The best decription is similar to that one quote; I am all, and I am nothing, and between the two my life flows. So be it! That our life flows seems to be the main point in some sense. When we know what we are, everything else follows naturally.
To experience oneness is like this; we are totally unrestrained. We act according to no system whatsoever, we jsut simple are who we are and we do the best we can all the time whatever the situation. It doesn't seem like perfection to the outside observer because we are acting in a relative and incomplete system, and we are constrained by our circumstances; physical, as well as emotional and mental development. These three factos, physical, emotional and mental and ever evolving, personally and universally, and although we may be at a personal peak in every moment, always there is further to go and more to learn. Spiritually however, we are perfection. There is total awareness of the situation, and yet there's noone who is aware. The lights are on, the car is driving, and there is no driver, but at the same time there is the ultimate of utmost driver. We are nothing, we are totally extinct, and we are also everything, we have complete connection.
Cheers!
Edit: I came up with a more concrete example of the beneficial changes of attainment, and ultimately of reaching a state of final peace. I said I had social anxiety before I started. The summer after 4th path I worked as a raft guide, a job in which you do in some sense need to be a social person. I did fine, but the reality of interacting with new people closely for several hours at a stretch was daunting. Part of this was insecurity, and part of was a lack of ability to really relate to people in meaningful way. Partly I think this can be chalked up to being on the path, which is a time in which, for me personally, the only thing that mattered largely was continueing to progress in attainment; this was the solution to the root problem, and everything else was secondary. But at anyrate, my social skill were not what they could have been, and this was painful.

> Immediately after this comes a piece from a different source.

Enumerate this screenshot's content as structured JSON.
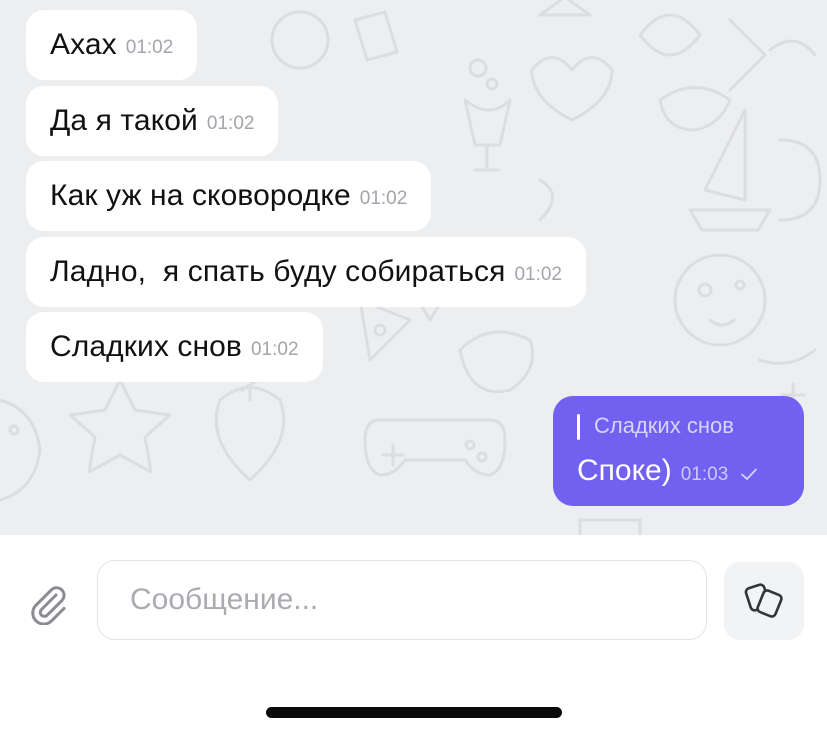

Now, having reached a final ultimate state, I am working as cna and looking at going to nursing school. I like interacting with people, I like meeting new people, frankly this is now more exciting to me than anything else. As a consequence of energetic balance I have the vitality to maintain my personal space, love for patients and coworkers, and a sense of spiritual connection and purpose. In the final ultimate state, there is no personal territory whatsoever, and therefore there is no fear. There is no me or mine to protect. Of course I need to protect me and mine physically and emotionally and mentally to whatever degree seems necesary; we live in the physical world and no one is going to look out for us ultimatly but ourselves. But in a neurotic, or 'egoic' sense, there is nothing to protect, there is complete openess to the unknown, and as a consequence there is complete peace.